You know times are tough when a studio has trouble financing a James Bond film. Despite the financial successes of Casino Royale and The Quantum of Solace, MGM filed for bankruptcy in 2010 putting the brakes on any hopes for a new release in the series. Thankfully Bond wouldn’t stay dead and production started back up in 2011 when the studio was a lot more stable.
It was announced that Skyfall would be the 23rd film in the series and Daniel Craig would be returning for a release date that could mark the 50th anniversary since Dr No first graced our screens. After all this time though, does the movie world still need 007?
Like all Bond films, Skyfall hits the ground running, as James Bond (Daniel Craig) finds himself in Turkey chasing down the French mercenary Patrice (Ola Rapace), who is in possession of a hard drive that contains the details of NATO agents working undercover. After a gruelling and frantic chase, Bond and Patrice fight on top of a train where they struggle to get one over on the other. A second agent, Eve (Naomie Harris), is ordered by M (Judi Dench) to “take the bloody shot” to take out Patrice, however she misses and sends Bond to his apparent watery grave.

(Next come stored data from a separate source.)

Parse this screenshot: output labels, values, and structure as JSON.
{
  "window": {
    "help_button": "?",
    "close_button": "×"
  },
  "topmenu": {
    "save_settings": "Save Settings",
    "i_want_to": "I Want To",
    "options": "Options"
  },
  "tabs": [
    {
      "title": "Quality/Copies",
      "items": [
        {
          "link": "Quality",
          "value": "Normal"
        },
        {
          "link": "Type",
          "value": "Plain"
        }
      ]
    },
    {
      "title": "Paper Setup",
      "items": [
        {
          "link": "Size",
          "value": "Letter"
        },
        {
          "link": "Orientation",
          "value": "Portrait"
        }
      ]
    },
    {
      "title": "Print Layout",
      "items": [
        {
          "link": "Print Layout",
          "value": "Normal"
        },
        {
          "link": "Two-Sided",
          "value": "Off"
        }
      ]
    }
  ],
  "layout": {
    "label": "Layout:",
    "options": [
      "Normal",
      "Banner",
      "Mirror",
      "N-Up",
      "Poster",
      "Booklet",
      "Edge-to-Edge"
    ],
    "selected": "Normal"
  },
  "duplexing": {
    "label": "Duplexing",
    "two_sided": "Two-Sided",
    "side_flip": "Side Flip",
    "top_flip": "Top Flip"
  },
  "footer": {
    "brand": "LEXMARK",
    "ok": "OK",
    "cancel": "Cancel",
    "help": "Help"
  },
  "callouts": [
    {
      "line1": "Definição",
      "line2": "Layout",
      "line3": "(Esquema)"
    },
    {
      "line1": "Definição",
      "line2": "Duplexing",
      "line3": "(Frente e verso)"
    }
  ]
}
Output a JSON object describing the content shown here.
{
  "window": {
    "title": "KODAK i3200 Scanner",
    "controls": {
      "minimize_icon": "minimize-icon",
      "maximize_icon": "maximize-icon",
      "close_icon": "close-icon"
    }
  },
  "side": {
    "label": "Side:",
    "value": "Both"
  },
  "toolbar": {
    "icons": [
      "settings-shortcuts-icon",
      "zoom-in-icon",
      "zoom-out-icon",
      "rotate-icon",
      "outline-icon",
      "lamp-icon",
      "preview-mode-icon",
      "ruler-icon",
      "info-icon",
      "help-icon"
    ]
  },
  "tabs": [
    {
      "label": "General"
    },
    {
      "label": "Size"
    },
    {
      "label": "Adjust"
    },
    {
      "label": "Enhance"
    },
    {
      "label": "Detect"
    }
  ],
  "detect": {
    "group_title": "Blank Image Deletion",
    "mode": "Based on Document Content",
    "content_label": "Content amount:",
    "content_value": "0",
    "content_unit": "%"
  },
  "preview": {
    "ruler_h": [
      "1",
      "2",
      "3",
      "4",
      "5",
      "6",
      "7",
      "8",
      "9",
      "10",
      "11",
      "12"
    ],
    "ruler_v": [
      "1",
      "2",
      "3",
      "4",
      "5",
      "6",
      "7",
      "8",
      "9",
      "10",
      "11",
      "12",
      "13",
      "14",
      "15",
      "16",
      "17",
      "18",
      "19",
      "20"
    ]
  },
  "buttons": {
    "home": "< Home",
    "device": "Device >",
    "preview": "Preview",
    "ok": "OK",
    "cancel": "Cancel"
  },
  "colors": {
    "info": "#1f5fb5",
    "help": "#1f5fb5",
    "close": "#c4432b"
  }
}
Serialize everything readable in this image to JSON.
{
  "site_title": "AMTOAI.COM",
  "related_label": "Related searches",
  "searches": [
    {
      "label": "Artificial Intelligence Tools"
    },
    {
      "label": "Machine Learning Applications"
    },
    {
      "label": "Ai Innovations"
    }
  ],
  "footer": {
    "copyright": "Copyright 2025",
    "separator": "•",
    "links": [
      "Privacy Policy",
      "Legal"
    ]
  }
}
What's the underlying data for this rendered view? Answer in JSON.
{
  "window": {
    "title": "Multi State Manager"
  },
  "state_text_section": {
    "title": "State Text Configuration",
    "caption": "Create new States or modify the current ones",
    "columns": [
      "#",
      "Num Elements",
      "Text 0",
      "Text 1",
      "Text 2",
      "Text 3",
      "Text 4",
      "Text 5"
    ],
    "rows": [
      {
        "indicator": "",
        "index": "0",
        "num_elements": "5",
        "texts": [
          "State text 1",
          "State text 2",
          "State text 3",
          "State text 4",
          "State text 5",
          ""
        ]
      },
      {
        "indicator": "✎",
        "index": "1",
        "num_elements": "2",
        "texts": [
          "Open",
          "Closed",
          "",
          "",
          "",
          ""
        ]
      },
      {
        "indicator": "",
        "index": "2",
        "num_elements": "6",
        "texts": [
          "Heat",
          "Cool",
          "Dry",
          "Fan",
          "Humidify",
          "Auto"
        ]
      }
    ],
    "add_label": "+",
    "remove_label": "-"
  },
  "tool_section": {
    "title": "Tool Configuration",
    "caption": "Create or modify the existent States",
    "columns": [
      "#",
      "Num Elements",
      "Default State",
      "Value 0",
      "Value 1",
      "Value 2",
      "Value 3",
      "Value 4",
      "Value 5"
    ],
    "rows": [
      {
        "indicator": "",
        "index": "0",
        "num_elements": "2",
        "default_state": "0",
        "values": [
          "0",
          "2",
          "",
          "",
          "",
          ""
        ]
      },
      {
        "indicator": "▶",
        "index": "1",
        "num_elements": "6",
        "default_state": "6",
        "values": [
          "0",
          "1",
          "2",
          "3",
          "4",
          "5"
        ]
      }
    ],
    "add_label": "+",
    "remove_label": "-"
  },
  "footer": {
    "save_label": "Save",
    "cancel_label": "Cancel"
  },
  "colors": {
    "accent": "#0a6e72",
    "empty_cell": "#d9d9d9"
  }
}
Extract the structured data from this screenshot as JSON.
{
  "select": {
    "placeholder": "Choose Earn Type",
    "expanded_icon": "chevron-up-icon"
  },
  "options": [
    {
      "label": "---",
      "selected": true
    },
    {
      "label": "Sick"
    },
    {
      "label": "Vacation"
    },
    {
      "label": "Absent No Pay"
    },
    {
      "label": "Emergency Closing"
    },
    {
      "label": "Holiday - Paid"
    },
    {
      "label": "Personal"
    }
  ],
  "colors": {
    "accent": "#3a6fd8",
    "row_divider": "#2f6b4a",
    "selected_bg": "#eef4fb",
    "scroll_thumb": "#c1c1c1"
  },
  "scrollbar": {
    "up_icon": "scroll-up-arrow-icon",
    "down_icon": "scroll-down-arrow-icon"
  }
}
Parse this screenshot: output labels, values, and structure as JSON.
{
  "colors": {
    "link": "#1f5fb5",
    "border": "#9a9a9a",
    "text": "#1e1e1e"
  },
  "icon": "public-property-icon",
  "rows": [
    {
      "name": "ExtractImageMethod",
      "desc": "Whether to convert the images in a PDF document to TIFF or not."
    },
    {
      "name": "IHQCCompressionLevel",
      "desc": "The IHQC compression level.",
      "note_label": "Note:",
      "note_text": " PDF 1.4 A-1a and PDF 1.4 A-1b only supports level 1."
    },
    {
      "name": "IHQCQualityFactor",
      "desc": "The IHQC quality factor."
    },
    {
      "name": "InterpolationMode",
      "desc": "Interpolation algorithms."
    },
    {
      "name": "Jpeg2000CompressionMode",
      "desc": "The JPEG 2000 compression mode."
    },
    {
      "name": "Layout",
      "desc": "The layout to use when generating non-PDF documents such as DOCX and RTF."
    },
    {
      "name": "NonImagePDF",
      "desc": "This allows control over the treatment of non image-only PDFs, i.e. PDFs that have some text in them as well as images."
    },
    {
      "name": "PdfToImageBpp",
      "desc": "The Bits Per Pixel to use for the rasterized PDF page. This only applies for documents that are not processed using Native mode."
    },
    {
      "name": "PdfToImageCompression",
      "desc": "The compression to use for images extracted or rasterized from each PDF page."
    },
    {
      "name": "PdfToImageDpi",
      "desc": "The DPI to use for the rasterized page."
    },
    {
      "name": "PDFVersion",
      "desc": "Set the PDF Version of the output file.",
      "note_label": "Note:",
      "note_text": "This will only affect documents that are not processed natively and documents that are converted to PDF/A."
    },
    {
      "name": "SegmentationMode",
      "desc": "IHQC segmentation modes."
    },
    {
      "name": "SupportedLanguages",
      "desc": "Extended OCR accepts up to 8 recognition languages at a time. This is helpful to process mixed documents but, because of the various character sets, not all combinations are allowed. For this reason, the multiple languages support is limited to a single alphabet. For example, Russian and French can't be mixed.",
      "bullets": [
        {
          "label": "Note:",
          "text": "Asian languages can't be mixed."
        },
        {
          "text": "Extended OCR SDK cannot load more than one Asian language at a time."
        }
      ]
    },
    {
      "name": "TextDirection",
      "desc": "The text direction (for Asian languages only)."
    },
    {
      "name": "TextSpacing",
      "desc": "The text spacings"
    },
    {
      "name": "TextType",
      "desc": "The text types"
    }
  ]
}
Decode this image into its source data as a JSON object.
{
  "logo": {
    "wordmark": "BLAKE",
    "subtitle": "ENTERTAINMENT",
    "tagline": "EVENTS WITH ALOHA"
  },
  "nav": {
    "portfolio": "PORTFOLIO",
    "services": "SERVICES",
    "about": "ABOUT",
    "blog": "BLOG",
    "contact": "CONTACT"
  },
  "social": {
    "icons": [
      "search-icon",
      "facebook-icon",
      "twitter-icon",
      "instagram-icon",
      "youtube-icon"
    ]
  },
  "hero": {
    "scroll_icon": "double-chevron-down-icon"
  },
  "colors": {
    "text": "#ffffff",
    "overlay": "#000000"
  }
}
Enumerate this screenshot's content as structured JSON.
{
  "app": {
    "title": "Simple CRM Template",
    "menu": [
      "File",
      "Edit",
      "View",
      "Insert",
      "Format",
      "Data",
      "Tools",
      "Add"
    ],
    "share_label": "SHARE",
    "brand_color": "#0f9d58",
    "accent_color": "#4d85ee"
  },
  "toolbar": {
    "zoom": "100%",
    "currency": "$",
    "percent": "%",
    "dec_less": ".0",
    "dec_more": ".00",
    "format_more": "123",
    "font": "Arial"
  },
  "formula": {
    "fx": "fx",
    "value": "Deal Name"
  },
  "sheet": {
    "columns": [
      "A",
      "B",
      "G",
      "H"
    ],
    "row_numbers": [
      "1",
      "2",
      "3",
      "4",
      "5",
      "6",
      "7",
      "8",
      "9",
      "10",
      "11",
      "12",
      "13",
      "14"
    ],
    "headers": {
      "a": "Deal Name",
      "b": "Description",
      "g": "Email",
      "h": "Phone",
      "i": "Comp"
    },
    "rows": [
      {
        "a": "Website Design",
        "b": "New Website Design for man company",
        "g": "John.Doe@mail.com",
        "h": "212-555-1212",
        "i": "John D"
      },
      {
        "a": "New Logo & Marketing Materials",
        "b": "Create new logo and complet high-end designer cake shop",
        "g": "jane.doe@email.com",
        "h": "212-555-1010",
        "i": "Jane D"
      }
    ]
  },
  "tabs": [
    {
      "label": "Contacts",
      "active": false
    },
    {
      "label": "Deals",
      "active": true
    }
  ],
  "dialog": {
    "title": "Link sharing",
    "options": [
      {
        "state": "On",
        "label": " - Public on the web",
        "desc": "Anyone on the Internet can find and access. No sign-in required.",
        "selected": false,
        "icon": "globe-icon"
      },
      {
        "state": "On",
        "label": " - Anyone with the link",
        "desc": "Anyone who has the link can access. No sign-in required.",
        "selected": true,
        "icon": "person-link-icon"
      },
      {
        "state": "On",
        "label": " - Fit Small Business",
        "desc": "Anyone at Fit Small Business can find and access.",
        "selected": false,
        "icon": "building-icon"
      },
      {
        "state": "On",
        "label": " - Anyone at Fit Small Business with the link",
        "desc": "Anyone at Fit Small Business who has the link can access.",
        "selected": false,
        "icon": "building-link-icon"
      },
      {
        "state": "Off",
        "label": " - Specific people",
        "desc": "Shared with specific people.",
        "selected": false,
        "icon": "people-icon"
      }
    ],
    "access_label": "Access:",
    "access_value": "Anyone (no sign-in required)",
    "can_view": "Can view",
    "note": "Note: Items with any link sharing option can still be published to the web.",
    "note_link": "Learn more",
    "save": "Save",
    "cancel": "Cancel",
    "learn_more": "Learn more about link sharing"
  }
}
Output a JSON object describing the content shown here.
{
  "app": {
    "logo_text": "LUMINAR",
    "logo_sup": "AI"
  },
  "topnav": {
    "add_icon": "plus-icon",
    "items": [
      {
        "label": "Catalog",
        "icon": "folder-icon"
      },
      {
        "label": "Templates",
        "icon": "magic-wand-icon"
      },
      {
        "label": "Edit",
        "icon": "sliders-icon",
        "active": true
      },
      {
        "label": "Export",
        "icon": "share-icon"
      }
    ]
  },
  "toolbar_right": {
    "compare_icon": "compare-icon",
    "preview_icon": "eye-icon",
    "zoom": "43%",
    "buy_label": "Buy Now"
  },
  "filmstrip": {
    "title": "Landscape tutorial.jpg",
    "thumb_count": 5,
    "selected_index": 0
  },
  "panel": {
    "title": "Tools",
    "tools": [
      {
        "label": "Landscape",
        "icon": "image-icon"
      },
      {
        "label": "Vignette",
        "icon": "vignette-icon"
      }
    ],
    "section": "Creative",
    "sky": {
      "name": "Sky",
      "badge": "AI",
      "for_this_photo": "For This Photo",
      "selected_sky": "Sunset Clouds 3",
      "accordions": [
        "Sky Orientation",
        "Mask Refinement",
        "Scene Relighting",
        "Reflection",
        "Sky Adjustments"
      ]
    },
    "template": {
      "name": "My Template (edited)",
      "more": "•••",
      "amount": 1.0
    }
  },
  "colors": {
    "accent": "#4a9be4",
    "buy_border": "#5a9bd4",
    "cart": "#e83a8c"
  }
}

With Bond believed dead and the hard drive missing, M finds herself under political pressure to retire during a meeting with the Chairman of the Intelligence and Security Committee, Gareth Mallory (Ralph Fiennes). It doesn’t get much better for her as moments later she is forced to stand helpless and witness her office being blown to smithereens. Thankfully for her, Bond comes “back from the dead” to lend his assistance. Despite not being at 100%, he still throws himself back into the field and comes across Raoul Silva (Javier Bardem), a man with a personal grudge against M and who will make Bond reflect upon his own soul.
Daniel Craig’s Bond has had its fair share of criticism for not portraying classic elements associated with previous films. With Skyfall, the writers attempt to rectify that by given the fan boys what they want. For starters, Q returns in the form of Ben Wishaw who slots into the role left by John Cleese, and made famous by Desmond Llewelyn, with ease. We also have more one-liners form Bond and a welcome return of his most famous car.
Bardem excels as the villain and looks like he’s having the time of his life. Psychotic, vicious and even playful, it’s difficult not to draw comparisons to Heath Ledger’s Joker, especially when Silva’s elaborate methodical plan unveils before our eyes.
Dench is ever reliable as the stone cold M, however in this film we see that mask crack a little and her emotions betray her. This is played wonderfully subtle by Dench who plays the character in a way that Margaret Thatcher would be scared to spill her pint.
Naomie Harris holds her own against Craig’s Bond and Fiennes is excellent as the bureaucratic Malloy, with hints that there is more to his character than another politician.
That just leaves Bond himself. Daniel Craig came under fire before he even stood in front of a camera, however he has worked hard to win over critics and audiences. His Bond may be more rugged and rough than his predecessors, however he is a product of the world that he now lives in.
After the initial pre-credits action chase, Skyfall takes a while to get going as director Sam Mendes slowly puts Bond back together. Once Silva enters the screen though, the film finds its footing and keeps us gripped, with a climax that doesn’t disappoint.
Is Skyfall the best Bond yet? What is will always be up for debate, but I’d have to say no in this case. It may not be the classic Bond film that people were hoping for, however the ending strongly hints that the next installment will be the film that maybe everyone thought this would be.
Regardless, it’s a great addition to the series and requires no previous knowledge of Bond to enjoy, though fans will appreciate all the references to the past 50 years. Highly recommended.